4-Pack: Assorted 12-oz Ground Coffee Bags by Harry & David
$0.50 per oz
- $24 is pretty good for a 4-pack of coffee
- Comes in a variety of flavors from coffee-flavored to less-coffee-flavored
- Flavors Include: Breakfast Blend, Vanilla Creme Brulee, Northwest Blend, and Chocolate Cherry Decadence
- No grinder necessary
- Model: C0F33L-TH3-L0V3
Savor The Flavor
If you are a normal unpretentious human person, there’s a chance you see a four pack of coffee for $24 and think, okay, cool. I’ll buy that and either brew it right away or stash it in the freezer for a rainy day when I run out of grounds and don’t feel like going to the store.
Great. We don’t have much to say to you because, again, you are a normal, reasonable person who will either see the value here or not.
Who we’d like to address directly today are the coffee snobs out there. Look, we know what you’re thinking. You’re seeing something like “chocolate cherry” coffee and thinking, Pshaw! The only fruit and/or chocolate I want are the subtle notes that dance upon my palate after I’ve brewed a Chemex of single-origin natural process Guatemala!
But be warned, nerds. Flavored coffee is coming for you.

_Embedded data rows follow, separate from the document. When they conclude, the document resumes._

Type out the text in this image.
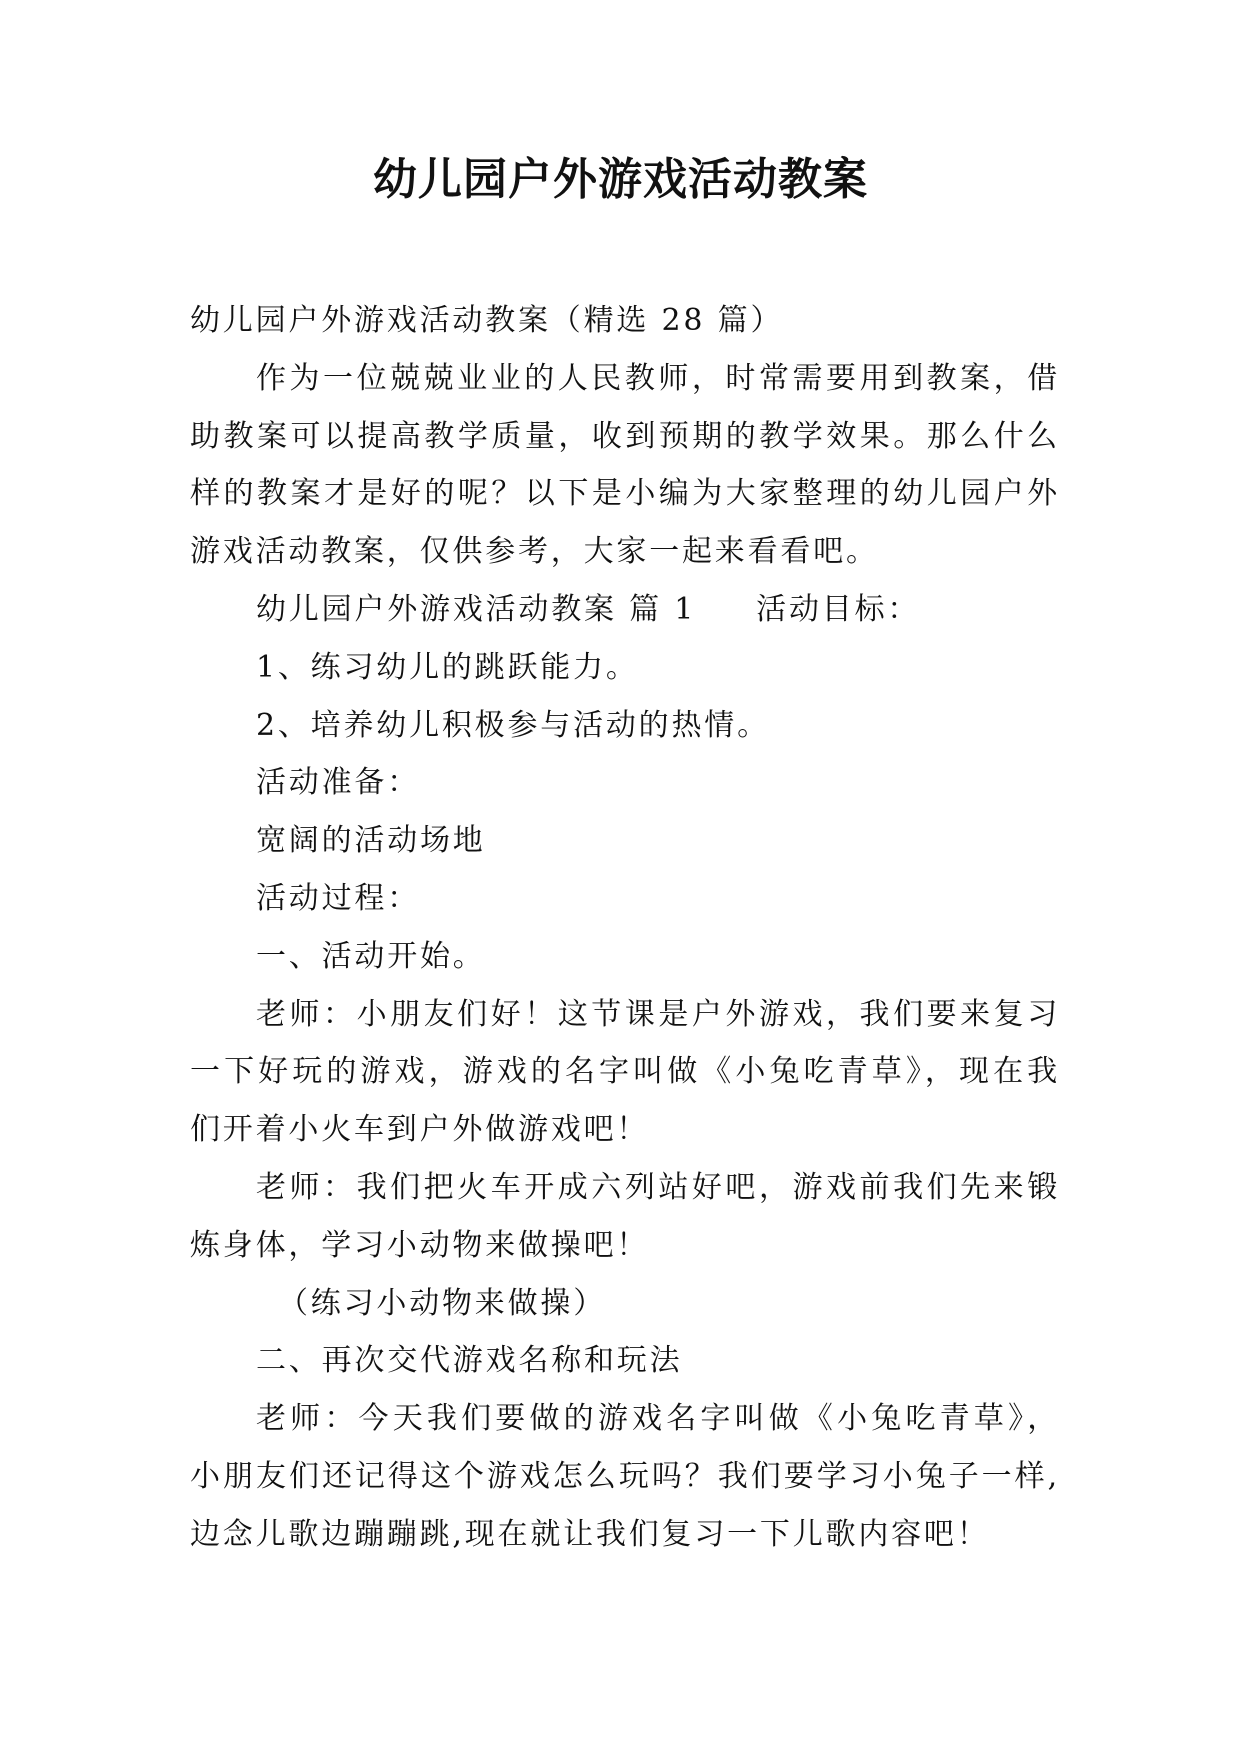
幼儿园户外游戏活动教案

幼儿园户外游戏活动教案（精选 28 篇）

作为一位兢兢业业的人民教师，时常需要用到教案，借助教案可以提高教学质量，收到预期的教学效果。那么什么样的教案才是好的呢？以下是小编为大家整理的幼儿园户外游戏活动教案，仅供参考，大家一起来看看吧。

幼儿园户外游戏活动教案 篇 1 活动目标：

1、练习幼儿的跳跃能力。

2、培养幼儿积极参与活动的热情。

活动准备：

宽阔的活动场地

活动过程：

一、活动开始。

老师：小朋友们好！这节课是户外游戏，我们要来复习一下好玩的游戏，游戏的名字叫做《小兔吃青草》，现在我们开着小火车到户外做游戏吧！

老师：我们把火车开成六列站好吧，游戏前我们先来锻炼身体，学习小动物来做操吧！

（练习小动物来做操）

二、再次交代游戏名称和玩法

老师：今天我们要做的游戏名字叫做《小兔吃青草》，小朋友们还记得这个游戏怎么玩吗？我们要学习小兔子一样,边念儿歌边蹦蹦跳,现在就让我们复习一下儿歌内容吧！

Mark my words, in no less than five years, the hot thing in all the hipster coffee shops in LA will be (ironically at first, and then with sincere delight) coffee made to taste like blueberry muffins.
What am I basing this theory on? It’s easy: the craft beer world.
Tired of the flavorless swill, craft brewers turned to the IPA. And when the IPA went mainstream, what did they do? They started an arms race. How many IBUs could they pack into a single bottle? How much skunky-ass bitterness could they load into a glass to impress the beardos in their bowling shirts? And when even that became the norm, the brewers turned to churning of mega-stouts with double digit ABVs and sour “beer” that packed more pucker-power than apple cider vinegar.
But over time, things changed. The IPAs got hazier and smoother and now taste like orange juice. The stouts, infused with chocolate and coconut, are basically boozy milkshakes. And the sours became smoothie sours and pastry sours–in other words, not sour at all; in fact, very sweet–so that you’re basically paying $24 for a 4-pack of artisanal Zima.
If you think this can’t happen to your community, coffee snobs, you’re being naive.
So buy an assorted 4-pack of this coffee from Harry & David, and adjust your palate. That way, in a few years, when the barista with a sleeve tattoo and an orange beanie tells you the drink of the day is a ‘cinna-maple-apple pour over,’ you can smile and say, “Oh that sounds great!”